Unnamed: 0_level_0,station,prcp,tobs,month
date,Unnamed: 1_level_1,Unnamed: 2_level_1,Unnamed: 3_level_1,Unnamed: 4_level_1
2010-01-01,USC00519397,0.08,65,1
2010-01-02,USC00519397,0.00,63,1
2010-01-03,USC00519397,0.00,74,1
2010-01-04,USC00519397,0.00,76,1
2010-01-06,USC00519397,,73,1
...,...,...,...,...
2017-08-19,USC00516128,0.09,71,8
2017-08-20,USC00516128,,78,8
2017-08-21,USC00516128,0.56,76,8
2017-08-22,USC00516128,0.50,76,8


In [6]:
# Filter data for June months
june_df = date_df[(date_df['month'] == 6)]
june_df

Unnamed: 0_level_0,station,prcp,tobs,month
date,Unnamed: 1_level_1,Unnamed: 2_level_1,Unnamed: 3_level_1,Unnamed: 4_level_1
2010-06-01,USC00519397,0.00,78,6
2010-06-02,USC00519397,0.01,76,6
2010-06-03,USC00519397,0.00,78,6
2010-06-04,USC00519397,0.00,76,6
2010-06-05,USC00519397,0.00,77,6
...,...,...,...,...
2017-06-26,USC00516128,0.02,79,6
2017-06-27,USC00516128,0.10,74,6
2017-06-28,USC00516128,0.02,74,6
2017-06-29,USC00516128,0.04,76,6


In [7]:
# Filter data for December months
december_df = date_df[(date_df['month'] == 12)]
december_df

Unnamed: 0_level_0,station,prcp,tobs,month
date,Unnamed: 1_level_1,Unnamed: 2_level_1,Unnamed: 3_level_1,Unnamed: 4_level_1
2010-12-01,USC00519397,0.04,76,12
2010-12-03,USC00519397,0.00,74,12
2010-12-04,USC00519397,0.00,74,12
2010-12-06,USC00519397,0.00,64,12
2010-12-07,USC00519397,0.00,64,12
...,...,...,...,...
2016-12-27,USC00516128,0.14,71,12
2016-12-28,USC00516128,0.14,71,12
2016-12-29,USC00516128,1.03,69,12
2016-12-30,USC00516128,2.37,65,12


In [8]:
# Identify the average temperature for June
avg_june_temp = june_df["tobs"].mean()
avg_june_temp

74.94411764705882

In [9]:
# Identify the average temperature for December
avg_dec_temp = december_df["tobs"].mean()
avg_dec_temp

71.04152933421226

In [12]:
# Create collections of temperature data
june_temp_list = june_df.tobs.values
dec_temp_list = december_df.tobs.values

In [13]:
# Run un-paired t-test
stats.ttest_ind(june_temp_list, dec_temp_list, equal_var=False)

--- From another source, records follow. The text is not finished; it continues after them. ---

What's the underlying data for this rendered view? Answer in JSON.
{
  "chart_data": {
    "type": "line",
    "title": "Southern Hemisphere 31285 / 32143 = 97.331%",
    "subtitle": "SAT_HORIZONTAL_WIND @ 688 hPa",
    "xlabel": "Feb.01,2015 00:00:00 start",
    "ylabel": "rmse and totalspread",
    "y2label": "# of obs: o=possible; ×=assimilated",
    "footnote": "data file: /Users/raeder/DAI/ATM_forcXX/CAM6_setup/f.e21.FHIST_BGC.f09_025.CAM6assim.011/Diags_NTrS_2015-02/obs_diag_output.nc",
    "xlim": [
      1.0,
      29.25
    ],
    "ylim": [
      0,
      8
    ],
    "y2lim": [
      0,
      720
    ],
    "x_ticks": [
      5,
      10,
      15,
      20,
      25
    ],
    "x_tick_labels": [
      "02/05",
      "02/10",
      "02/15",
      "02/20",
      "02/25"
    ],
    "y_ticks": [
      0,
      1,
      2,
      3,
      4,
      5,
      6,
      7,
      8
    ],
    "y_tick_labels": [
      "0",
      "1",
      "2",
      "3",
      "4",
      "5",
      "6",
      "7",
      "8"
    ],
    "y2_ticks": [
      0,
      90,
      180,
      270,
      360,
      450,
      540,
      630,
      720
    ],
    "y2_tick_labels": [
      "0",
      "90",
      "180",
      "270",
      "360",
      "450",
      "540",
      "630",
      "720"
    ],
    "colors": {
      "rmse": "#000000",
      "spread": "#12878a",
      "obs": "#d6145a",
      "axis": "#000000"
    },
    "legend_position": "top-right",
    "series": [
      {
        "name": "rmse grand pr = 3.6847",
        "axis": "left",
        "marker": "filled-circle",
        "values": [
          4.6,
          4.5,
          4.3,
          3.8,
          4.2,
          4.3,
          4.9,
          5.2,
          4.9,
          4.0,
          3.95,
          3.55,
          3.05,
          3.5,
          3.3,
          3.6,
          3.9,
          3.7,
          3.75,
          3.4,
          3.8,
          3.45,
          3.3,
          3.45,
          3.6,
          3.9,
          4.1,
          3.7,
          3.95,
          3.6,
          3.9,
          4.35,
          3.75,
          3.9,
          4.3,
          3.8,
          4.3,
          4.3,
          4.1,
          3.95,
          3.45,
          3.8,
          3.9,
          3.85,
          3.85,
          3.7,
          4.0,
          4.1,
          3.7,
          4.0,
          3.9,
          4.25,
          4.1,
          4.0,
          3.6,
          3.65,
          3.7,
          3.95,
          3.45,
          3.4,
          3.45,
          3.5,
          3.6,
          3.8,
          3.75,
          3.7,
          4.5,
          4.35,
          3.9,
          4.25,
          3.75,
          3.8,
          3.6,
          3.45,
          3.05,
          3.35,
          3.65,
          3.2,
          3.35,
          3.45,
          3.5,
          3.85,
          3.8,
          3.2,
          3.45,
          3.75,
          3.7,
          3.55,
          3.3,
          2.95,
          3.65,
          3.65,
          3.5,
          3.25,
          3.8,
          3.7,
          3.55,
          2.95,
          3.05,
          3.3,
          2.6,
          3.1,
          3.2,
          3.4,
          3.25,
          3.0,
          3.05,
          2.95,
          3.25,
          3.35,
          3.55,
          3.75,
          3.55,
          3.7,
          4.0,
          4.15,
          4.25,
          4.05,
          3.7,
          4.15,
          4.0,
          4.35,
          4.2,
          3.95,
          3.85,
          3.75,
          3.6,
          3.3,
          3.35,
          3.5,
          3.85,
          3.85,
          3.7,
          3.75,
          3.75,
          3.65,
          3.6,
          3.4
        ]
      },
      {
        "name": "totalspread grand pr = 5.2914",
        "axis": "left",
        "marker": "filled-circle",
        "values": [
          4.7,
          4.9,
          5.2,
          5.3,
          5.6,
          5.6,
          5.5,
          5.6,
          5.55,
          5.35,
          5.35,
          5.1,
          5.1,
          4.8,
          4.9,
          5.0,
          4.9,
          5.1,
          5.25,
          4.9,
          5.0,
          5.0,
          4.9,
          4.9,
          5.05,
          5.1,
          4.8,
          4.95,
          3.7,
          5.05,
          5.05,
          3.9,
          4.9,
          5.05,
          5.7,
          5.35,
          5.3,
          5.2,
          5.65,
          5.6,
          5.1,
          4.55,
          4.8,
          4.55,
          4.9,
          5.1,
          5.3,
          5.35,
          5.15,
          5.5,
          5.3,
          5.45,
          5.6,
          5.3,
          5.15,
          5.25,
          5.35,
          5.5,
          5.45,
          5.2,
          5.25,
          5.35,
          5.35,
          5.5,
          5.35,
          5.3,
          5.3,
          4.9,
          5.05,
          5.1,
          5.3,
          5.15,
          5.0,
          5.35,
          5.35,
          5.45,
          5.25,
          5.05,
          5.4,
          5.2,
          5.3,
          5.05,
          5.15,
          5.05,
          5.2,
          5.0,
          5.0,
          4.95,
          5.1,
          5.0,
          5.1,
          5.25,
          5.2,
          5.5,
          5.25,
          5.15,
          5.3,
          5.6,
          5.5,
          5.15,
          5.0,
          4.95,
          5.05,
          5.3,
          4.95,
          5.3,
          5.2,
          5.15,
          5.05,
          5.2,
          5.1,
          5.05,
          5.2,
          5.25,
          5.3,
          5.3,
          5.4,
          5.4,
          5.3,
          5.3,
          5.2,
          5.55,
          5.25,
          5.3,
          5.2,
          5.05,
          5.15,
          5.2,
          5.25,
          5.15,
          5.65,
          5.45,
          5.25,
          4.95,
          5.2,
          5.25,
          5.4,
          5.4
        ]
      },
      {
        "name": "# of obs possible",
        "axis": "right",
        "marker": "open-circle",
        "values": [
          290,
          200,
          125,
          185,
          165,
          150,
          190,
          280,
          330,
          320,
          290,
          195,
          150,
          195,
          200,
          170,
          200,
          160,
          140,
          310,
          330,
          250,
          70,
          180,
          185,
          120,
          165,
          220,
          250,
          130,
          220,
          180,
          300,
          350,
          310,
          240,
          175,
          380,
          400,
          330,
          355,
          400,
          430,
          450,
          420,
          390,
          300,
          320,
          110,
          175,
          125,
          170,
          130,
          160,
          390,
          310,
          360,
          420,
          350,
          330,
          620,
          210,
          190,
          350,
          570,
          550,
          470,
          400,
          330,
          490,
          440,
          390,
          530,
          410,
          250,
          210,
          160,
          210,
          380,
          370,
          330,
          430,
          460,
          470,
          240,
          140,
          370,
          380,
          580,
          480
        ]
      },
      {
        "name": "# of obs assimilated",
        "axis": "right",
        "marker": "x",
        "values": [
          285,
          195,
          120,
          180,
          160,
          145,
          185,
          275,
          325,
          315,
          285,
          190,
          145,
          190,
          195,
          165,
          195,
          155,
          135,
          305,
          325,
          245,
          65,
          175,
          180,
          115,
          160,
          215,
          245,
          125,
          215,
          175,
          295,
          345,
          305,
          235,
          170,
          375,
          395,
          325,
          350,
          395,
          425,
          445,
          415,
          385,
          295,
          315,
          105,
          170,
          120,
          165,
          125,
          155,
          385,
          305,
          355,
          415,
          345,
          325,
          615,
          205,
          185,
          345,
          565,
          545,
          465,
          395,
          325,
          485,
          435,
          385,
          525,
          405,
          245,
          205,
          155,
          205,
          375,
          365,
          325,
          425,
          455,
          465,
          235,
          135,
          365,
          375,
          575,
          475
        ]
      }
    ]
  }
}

Ttest_indResult(statistic=31.355036920962423, pvalue=4.193529835915755e-187)

### Analysis

We will use unpaired or independent t-test as we are comparing observed temperatures from two completely independent and non-overlapping datasets (in this case June and December).  

Since pvalue < 0.05, we can reject the null hypothesis and conclude that there is meaningful difference in temperature between June and December in Hawaii and difference in the temperature means of these datasets is statistically significant.